Au cours de cette saison, les sportifs vont se heurter aux difficultés de la première division. En premier lieu, il faut pourvoir au remplacement de Gaby Robert parti à Lyon. Et c’est André GERARD qui est finalement retenu parmi les candidats.

Un stade en travaux…
A Bon Rencontre, de nombreux travaux ont été entrepris afin de rendre le stade digne de la Division Nationale. Le Sporting est donc accueilli au stade Jauréguiberry. Mais les toulonnais ne se sentent pas chez eux et les supporters sont placés trop loin des joueurs.
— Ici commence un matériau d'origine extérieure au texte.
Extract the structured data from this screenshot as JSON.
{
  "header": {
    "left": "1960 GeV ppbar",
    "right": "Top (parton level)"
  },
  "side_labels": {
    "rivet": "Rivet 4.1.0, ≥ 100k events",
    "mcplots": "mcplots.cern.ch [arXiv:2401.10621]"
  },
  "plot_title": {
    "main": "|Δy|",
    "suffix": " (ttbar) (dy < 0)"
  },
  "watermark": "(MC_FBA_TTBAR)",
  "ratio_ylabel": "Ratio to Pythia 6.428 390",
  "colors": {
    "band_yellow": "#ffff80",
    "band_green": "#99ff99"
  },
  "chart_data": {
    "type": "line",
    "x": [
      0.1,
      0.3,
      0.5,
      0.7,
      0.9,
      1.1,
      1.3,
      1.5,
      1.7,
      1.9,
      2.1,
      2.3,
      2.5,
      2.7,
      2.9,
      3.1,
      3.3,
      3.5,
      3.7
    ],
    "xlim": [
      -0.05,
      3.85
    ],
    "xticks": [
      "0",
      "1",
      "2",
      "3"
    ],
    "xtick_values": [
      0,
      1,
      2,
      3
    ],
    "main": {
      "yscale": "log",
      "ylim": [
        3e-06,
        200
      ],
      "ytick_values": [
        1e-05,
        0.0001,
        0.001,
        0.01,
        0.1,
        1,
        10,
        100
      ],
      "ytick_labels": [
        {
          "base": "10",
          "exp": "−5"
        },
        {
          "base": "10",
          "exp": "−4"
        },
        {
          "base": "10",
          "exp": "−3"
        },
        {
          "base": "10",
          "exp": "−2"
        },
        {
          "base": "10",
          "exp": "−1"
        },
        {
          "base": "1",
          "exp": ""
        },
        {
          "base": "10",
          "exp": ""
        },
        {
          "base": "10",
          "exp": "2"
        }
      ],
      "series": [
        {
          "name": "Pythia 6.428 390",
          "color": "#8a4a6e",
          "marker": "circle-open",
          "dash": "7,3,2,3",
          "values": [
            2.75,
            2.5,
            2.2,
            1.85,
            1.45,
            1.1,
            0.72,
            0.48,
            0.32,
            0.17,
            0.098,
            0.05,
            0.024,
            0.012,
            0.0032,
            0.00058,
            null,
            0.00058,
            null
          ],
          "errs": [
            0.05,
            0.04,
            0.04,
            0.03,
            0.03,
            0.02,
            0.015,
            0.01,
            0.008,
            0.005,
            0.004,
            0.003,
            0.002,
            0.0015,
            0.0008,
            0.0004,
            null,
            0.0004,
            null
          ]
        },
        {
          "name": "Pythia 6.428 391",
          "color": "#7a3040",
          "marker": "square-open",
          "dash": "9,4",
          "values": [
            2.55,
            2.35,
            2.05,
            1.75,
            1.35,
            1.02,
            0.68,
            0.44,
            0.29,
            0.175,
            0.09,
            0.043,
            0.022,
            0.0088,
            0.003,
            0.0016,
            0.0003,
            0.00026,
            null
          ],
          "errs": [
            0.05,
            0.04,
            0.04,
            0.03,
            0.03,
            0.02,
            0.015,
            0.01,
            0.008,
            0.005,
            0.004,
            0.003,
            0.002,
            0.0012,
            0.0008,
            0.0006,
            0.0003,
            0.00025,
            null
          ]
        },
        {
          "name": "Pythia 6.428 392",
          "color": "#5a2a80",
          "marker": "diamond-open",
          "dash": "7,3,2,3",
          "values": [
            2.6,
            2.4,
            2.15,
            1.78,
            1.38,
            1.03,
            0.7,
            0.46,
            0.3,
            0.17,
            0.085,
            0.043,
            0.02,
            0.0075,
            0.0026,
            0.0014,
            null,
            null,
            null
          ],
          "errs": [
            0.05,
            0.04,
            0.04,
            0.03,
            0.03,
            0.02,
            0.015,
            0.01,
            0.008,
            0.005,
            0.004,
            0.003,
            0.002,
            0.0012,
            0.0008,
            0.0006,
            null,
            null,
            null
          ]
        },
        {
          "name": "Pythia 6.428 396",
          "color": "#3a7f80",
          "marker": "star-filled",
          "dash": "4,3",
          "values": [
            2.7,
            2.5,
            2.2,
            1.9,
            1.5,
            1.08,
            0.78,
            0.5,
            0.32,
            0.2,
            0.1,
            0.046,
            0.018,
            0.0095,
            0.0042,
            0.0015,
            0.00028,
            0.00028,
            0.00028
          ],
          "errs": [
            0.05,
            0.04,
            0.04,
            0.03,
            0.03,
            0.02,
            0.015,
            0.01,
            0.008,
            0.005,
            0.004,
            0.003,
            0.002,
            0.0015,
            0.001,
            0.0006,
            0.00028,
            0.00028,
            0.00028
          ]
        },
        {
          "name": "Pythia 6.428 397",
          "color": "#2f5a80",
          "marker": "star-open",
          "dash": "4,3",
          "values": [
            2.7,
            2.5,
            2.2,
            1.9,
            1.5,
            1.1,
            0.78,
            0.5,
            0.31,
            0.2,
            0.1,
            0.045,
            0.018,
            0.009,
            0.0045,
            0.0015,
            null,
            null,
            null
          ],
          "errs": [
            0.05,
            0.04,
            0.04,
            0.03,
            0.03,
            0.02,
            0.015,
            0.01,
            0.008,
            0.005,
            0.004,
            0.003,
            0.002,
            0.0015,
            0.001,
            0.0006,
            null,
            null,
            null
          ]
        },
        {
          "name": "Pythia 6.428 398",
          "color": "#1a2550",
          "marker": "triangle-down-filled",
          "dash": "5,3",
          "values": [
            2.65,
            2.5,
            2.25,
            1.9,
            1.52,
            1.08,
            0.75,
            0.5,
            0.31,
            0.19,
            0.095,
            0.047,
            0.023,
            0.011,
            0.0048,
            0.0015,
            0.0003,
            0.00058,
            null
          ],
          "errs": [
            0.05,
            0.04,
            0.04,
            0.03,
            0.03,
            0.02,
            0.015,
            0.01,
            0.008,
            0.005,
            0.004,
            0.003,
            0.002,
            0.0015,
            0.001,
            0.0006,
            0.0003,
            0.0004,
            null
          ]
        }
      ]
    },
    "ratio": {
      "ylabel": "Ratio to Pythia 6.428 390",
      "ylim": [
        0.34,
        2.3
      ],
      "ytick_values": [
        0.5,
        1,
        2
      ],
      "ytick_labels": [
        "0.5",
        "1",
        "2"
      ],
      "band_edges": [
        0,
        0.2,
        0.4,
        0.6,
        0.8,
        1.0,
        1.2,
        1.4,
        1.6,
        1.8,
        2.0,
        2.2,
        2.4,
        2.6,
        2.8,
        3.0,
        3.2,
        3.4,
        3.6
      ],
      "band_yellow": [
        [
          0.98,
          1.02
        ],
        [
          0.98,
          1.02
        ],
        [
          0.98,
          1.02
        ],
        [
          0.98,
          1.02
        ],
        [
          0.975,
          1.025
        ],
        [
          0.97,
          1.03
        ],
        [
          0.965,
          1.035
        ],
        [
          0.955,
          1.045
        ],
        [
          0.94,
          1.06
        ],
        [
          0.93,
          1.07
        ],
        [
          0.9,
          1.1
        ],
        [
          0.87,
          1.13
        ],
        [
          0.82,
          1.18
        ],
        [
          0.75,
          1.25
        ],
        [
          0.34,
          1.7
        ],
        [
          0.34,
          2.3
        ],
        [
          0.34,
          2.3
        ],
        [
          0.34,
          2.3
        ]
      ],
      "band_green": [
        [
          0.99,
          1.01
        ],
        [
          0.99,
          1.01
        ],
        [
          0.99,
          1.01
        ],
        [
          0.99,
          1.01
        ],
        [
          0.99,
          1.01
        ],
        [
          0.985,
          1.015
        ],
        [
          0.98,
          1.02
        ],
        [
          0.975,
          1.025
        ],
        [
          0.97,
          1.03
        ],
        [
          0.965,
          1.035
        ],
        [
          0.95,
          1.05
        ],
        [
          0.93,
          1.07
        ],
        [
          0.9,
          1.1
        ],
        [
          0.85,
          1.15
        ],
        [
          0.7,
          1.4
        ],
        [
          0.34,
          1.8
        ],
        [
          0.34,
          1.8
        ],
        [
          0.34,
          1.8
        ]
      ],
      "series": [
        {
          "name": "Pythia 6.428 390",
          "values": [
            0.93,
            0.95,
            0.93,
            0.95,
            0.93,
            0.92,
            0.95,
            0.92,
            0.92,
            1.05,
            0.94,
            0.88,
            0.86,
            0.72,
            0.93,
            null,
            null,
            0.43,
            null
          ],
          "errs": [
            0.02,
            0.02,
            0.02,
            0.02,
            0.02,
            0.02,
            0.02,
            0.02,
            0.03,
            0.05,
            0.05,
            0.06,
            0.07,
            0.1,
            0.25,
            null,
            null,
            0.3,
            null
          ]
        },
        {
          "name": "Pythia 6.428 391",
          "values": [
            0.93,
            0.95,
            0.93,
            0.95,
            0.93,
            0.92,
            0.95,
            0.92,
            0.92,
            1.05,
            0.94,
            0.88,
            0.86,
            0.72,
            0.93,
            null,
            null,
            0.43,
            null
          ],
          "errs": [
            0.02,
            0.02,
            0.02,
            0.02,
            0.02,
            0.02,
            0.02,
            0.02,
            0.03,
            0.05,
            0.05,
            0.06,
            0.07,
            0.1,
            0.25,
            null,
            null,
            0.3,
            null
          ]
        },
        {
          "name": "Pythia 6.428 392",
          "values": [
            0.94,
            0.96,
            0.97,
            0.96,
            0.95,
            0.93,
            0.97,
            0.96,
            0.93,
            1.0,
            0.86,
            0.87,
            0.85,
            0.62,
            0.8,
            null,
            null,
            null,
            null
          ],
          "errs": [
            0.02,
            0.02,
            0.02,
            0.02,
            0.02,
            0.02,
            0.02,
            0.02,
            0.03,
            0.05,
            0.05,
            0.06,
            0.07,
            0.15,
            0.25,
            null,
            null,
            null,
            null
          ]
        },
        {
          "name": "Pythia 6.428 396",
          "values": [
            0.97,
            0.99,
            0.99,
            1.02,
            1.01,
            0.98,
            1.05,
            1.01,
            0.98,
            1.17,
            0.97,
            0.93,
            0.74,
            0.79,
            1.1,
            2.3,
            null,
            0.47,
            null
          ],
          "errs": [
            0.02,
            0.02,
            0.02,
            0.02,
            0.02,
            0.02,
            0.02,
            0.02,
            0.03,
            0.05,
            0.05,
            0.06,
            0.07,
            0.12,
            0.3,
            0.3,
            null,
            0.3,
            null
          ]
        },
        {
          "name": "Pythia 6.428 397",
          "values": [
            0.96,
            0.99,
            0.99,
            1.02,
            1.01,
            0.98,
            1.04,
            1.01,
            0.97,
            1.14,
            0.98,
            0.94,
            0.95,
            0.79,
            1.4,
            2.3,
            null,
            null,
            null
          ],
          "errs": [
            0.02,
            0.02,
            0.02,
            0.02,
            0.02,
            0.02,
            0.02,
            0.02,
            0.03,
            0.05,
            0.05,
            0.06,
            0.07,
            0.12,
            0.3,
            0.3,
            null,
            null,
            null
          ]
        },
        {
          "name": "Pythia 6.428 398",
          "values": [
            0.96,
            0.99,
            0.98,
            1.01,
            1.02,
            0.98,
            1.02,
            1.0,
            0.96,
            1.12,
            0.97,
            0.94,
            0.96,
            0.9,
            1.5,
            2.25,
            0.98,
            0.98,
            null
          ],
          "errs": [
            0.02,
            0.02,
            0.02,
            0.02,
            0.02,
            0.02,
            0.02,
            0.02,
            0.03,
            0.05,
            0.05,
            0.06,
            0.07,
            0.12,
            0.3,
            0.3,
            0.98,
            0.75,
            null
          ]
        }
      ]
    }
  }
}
De nouveaux joueurs… Le Sporting recrute Jean-Jacques Marcel, tout juste remis d’une opération du ménisque, le nîmois Maurice Laffont, Moreira et Jonsson.

Un championnat difficile… Si Toulon gagne face à Sedan pour son premier match, il déchante à Paris, où Duval encaisse 7 buts devant le Racing. Le 27 septembre 1959 à Monaco, Toulon l’emporte toutefois 3 à 1.

Les coupes… Le 14 février 1960, sortis de la coupe de France par Lille (0-2) en 16° de finale, Le Sporting se console en allant le 2 juin 1960 à Rouen en finale de la Coupe Drago face à Lens. Moreira, Vicot, Marquet, Marcel, Vibourel, Pellegrino, Jonsson, Camilla, Meftah, Fournier, et Lanfant n’ont pu gagner et virent s’échapper la coupe Drago à cause d’un but (3 à 2).

Malgré cette honorable performance, la belle aventure parmi l’élite n’aura duré qu’une seule et unique saison : une 19° place sur 20 reconduit l’équipe en Deuxième Division.